Give clear instructions…
Your data cleaning exercise might seem fairly straightforward but even so, document the steps and give this to your employees as a guide. It will reduce the likelihood of errors. Ask for regular feedback in case anyone comes across anomalies or errors elsewhere in the data. Find out how these are being dealt with and update your guidance document if necessary.
Spread the load…
Let’s be honest. Data cleaning is not the most exciting job, even when you know exactly why you’re doing it. Where possible, split the work among a few people so it’s a team effort and nobody feels like they’re carrying the entire load.
Calculate timings and set achievable targets…
Figure out how many lines of data can realistically be cleaned per hour. Set some targets for your employees based on this so that they have something to work towards.
Data cleaning is tough. It requires long hours and patience so it’s important to make sure your employees are as comfortable as possible and that they are not straining their eyes or body in any way by sitting in front of a screen for extended periods. Encourage them to take regular breaks and to stretch often.
Three essential items for your data cleaning projects;
1. Decent sized HD monitor – to reduce eye strain.
2. Monitor / screen riser – the top of your monitor should be at eye level to reduce neck and back strain.
3. Sit stand desk converter – standing while working for 15 minutes out of every hour can do absolute wonders for your physical (and mental) health – check out our other article for more on this;
‘Take a Stand for Office Wellbeing with Leap Desks’, … https://www.stacked.ie/leap-desks-stacked-office-wellbeing/
It’s also important to mention that having a robust process in place for collecting up to date and accurate data at the first point of contact is essential. This will help to reduce the amount of poor-quality data in your system, as time goes on.

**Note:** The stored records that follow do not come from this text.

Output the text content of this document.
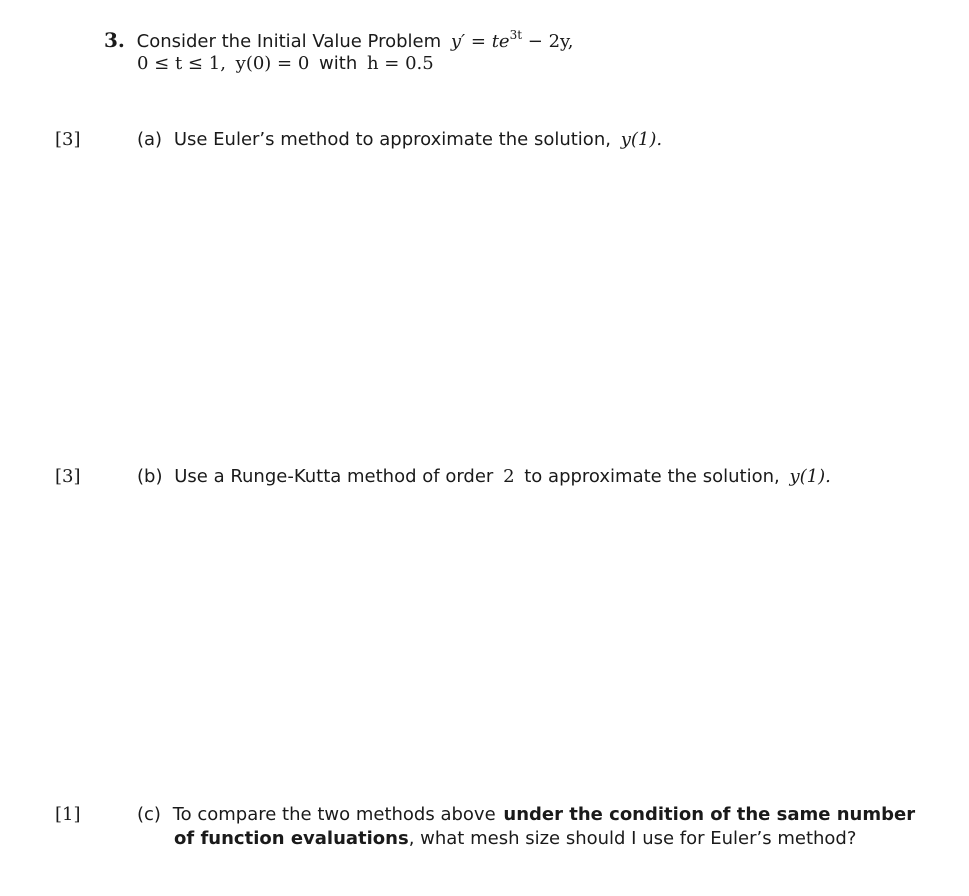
3. Consider the Initial Value Problem $y' = te^{3t} - 2y$,
0 ≤ t ≤ 1, y(0) = 0 with h = 0.5
[3]	(a) Use Euler’s method to approximate the solution, y(1).
[3]	(b) Use a Runge-Kutta method of order 2 to approximate the solution, y(1).
[1]	(c) To compare the two methods above under the condition of the same number
of function evaluations, what mesh size should I use for Euler’s method?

Contact information will always need to be checked and updated as it will go out of date naturally but if you are collecting and properly recording key information on things like addresses and sectors, then the workload is being reduced and the process simplified.
It is also a good idea to do a bit of research to see if any of your data cleaning or checking processes can be automated. There are lots of tools and software on the market today that may be able to help you streamline and speed up these processes.